A similar situation happened in St. Petersburg in 2015, where a man set up a range in his backyard. That lead to SB 130 being passed last year which restricts recreational shooting in an area the person knows is residential and where there are homes within one acre of each other.

SB 130 does not apply in the case of the shots fired near Nadzeika's home, however. because the backyard gun range in question is near the Trillium neighborhood, not in it.

According to the police report, no charges were filed against the people who fired the shot that landed at Nadzeika's home.

One of those people firing at the time, Devon Vasquez, said the incident was just an accident.

“We don’t try to hit anybody’s houses. We didn’t see the house peeking over the berm that we were shooting at,” Vasquez explained.
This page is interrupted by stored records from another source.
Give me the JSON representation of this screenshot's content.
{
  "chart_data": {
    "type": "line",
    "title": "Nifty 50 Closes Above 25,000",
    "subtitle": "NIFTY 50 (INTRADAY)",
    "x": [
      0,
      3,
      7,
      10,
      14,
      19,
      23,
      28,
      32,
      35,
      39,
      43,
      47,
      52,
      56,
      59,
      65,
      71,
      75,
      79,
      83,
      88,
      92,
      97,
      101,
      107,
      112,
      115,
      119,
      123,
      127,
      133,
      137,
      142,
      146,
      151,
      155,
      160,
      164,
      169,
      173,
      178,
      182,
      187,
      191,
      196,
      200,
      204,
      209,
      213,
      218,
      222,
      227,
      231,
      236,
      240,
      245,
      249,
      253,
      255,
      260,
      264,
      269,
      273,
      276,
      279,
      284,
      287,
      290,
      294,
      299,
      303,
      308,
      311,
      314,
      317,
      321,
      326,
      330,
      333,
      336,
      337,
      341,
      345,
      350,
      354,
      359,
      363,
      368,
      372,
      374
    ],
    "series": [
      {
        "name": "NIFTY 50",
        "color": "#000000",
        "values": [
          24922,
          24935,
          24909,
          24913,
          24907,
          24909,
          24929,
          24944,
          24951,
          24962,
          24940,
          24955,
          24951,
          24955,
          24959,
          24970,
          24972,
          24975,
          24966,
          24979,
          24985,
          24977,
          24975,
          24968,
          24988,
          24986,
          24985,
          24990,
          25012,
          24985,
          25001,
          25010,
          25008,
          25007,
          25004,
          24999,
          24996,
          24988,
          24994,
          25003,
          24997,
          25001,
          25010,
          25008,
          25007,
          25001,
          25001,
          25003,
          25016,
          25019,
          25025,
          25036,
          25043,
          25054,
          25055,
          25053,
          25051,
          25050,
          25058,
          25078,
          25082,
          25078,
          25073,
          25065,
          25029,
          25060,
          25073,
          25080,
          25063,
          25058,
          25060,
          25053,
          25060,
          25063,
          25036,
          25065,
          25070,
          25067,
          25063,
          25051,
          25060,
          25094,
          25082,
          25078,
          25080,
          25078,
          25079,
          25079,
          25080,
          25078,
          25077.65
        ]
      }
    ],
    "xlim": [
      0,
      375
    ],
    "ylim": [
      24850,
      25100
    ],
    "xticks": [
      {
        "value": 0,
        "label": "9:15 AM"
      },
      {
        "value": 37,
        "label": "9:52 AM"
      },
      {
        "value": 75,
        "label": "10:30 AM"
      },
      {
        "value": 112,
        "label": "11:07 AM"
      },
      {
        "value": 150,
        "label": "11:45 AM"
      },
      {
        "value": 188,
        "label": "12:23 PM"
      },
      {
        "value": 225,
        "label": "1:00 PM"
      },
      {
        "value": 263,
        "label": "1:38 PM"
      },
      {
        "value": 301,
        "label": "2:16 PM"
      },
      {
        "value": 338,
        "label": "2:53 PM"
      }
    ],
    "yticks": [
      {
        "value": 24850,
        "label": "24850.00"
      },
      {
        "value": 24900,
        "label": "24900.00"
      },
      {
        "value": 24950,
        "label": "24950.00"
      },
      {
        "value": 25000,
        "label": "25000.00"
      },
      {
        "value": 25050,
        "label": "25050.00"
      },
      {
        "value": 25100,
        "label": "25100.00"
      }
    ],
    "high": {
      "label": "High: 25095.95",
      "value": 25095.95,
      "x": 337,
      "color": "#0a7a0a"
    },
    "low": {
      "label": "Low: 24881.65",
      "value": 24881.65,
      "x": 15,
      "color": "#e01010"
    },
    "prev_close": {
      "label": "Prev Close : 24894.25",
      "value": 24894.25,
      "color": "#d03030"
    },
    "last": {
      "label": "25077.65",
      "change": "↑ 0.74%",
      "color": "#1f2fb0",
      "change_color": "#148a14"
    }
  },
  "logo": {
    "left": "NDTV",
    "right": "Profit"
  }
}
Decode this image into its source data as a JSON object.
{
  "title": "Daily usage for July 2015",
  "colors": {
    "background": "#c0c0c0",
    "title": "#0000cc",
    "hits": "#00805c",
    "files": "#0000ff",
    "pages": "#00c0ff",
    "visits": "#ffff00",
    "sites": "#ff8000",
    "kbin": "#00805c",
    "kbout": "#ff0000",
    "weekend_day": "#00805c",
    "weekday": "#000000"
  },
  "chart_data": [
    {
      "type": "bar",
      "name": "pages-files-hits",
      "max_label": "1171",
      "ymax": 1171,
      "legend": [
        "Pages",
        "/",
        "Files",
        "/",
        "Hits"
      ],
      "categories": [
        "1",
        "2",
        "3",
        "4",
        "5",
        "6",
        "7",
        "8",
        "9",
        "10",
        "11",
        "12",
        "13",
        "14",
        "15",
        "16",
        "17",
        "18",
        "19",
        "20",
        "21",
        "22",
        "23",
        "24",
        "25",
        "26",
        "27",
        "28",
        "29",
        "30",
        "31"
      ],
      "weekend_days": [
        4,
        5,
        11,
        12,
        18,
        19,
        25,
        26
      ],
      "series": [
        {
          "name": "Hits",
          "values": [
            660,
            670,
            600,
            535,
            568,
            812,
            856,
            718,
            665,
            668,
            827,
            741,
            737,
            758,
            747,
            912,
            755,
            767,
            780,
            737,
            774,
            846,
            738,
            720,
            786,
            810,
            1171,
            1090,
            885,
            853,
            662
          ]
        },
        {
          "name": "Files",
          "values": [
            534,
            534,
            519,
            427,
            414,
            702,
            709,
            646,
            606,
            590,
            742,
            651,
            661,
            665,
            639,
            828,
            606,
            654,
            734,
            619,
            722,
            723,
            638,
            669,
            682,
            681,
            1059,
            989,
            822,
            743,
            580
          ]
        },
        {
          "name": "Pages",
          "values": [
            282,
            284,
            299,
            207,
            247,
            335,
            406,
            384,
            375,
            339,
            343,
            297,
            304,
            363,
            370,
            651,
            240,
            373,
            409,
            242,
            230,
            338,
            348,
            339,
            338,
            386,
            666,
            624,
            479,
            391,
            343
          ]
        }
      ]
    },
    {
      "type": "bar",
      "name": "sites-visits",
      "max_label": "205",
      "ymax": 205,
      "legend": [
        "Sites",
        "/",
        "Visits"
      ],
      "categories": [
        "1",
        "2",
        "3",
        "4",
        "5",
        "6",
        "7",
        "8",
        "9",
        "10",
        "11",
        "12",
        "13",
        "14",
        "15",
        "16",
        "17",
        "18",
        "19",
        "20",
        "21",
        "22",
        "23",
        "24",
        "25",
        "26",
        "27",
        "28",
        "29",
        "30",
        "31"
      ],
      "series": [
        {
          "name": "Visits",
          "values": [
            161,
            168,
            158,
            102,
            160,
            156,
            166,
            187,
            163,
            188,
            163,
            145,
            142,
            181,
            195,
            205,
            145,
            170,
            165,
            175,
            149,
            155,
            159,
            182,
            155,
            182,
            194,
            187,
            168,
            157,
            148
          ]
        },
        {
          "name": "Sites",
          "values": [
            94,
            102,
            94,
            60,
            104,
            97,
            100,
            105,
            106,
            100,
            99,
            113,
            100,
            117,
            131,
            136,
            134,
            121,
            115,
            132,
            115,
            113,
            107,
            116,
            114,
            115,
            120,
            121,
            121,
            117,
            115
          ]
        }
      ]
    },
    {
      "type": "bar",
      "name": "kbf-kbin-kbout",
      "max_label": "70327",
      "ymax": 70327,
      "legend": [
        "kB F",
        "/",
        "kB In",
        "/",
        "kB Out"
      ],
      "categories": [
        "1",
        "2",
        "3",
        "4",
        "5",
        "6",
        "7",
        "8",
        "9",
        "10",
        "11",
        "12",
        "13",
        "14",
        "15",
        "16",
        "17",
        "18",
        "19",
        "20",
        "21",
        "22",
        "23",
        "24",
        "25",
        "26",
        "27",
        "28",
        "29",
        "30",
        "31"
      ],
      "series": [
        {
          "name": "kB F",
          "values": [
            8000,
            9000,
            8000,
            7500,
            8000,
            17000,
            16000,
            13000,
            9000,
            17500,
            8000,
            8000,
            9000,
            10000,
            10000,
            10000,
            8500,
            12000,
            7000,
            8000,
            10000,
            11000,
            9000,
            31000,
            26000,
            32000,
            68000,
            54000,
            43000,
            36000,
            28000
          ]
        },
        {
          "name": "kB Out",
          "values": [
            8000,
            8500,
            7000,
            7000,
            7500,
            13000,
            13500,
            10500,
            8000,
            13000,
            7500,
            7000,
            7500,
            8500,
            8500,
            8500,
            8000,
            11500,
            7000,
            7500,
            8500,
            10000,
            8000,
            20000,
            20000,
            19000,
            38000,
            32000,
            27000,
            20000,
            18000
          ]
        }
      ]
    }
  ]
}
“What they need to understand is they are moving out into the country where people can bear arms and where people can shoot on their property,” he added.

Vasquez has meet with Nadzeika and her family and offered to fix the hole in her home.

A reminder (hopefully)

Nadzeika hopes this incident serves as a reminder to all recreational shooters in the area that a neighborhood is nearby.

"They know they have a residential community in their yard now, I understand it wasn't here before but it's here now, and at some point they have to be held accountable for how they're handling their firearms what condition their range is in which direction they're firing,” she explained.

Vasquez said materials are being brought in the last weekend in April to fix the berm before it is used again.

According to police reports, Hernando County deputies have been called out to that neighborhood twice because of gun shots in the area. The first time was because of the range mentioned above. The second time deputies were unable to determine where the shots came from.